George Orwell is blogging, so is Samuel Pepys. And quite aside from the content (I’m an Orwell fan, the merits of this content was discussed when the blog was launched here, and here), I think this is brilliant way of putting diaries online as open content. Delivery, at least, relies on software anyone can use for free; you and I can get the text in a machine readable format, HTML and RSS; each entry gets a URI; the entries can be tagged and commented on; locations can be mapped on Google (Orwell, Pepys), other concepts mentioned linked to encyclopaedia entries; the blog owners could, at least in principle, export the whole lot in XML and stick it in a database to process, and anyone can process entries with text mining software or by setting up a Google custom search engine or . . . .
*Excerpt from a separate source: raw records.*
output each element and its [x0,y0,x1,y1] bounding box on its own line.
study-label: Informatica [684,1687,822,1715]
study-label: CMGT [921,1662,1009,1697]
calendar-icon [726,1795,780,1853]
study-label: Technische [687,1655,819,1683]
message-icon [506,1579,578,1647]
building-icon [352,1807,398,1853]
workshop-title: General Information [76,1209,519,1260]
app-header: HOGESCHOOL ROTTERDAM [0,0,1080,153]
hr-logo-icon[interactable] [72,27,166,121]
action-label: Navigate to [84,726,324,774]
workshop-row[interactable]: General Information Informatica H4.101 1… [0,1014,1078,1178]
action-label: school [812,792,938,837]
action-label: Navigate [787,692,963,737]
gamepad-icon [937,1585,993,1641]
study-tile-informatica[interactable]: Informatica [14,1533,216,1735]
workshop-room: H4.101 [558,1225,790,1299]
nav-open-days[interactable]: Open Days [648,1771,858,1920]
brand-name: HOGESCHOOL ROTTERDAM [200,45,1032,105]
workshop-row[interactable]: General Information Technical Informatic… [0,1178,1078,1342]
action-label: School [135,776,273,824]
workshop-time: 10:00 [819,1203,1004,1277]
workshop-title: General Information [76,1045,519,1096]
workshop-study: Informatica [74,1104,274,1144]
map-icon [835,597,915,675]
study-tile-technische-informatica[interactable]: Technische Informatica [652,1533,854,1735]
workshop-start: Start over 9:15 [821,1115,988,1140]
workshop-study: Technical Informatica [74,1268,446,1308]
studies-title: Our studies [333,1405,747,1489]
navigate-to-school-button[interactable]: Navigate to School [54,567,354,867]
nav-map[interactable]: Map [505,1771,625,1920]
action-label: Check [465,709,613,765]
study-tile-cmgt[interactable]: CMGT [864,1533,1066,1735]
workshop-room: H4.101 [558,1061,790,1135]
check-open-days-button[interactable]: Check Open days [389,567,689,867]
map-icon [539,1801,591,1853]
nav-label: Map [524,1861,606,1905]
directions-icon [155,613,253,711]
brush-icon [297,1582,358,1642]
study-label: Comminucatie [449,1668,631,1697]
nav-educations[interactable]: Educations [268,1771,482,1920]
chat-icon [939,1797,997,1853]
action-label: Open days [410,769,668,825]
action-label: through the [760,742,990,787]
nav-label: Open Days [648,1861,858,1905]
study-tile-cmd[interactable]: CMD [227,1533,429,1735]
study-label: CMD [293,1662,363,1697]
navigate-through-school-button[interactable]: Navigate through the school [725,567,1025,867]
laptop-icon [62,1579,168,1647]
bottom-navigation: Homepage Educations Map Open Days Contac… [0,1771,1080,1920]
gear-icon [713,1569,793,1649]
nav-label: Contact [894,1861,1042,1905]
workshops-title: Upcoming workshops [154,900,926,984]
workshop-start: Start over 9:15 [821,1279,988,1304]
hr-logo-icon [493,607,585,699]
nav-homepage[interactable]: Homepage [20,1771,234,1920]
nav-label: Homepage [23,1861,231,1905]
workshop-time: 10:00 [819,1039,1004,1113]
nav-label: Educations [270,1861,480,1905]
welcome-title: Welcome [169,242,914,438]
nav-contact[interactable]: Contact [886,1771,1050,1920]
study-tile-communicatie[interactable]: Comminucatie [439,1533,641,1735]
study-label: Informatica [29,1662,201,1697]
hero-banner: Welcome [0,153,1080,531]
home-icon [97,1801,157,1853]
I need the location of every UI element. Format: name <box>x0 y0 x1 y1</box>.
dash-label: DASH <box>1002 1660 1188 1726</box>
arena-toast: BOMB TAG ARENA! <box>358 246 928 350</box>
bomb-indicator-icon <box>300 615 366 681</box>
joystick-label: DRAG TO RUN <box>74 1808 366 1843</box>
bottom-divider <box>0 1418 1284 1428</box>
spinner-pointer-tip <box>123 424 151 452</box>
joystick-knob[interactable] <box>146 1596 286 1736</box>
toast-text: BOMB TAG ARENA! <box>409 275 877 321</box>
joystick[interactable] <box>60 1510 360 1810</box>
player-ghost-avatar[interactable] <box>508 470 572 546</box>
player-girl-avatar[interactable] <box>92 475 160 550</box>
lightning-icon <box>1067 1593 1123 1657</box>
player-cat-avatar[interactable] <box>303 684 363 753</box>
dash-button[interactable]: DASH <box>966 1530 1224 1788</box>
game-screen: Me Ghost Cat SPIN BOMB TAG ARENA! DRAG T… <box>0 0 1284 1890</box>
The two examples above are slightly short of perfect. I like to see the dates for the blog entries matching the dates for the diary entries (the Pepys diaries do this, Orwell managed it at first, but then slipped). And I think it would make more sense if the monthly archives were arranged to be read top-to-bottom in chronological order. Also I wonder if hosting on wordpress.com is the best idea. It has its attractions, but the tags in the Orwell blog link to posts from other blogs which are well out of scope while the Pepys diary has some very interesting customizations; also if the Orwell blog owners do ever find a way to go back to posting against the diary entry date I imagine they would have problems setting up redirects so that links to the current posts still work.
1. I guess I should be clear: I’m not saying that these diaries are open content. The Pepys text is from Project Gutenberg, I don’t know the licensing arrangements for other aspects of the blog; Orwell’s text is still copyright in many countries (including the UK and the US), I don’t the licensing arrangements for the blog.
2. The Orwell diary is on WordPress.com; Pepys uses a customized installation of Moveable Type.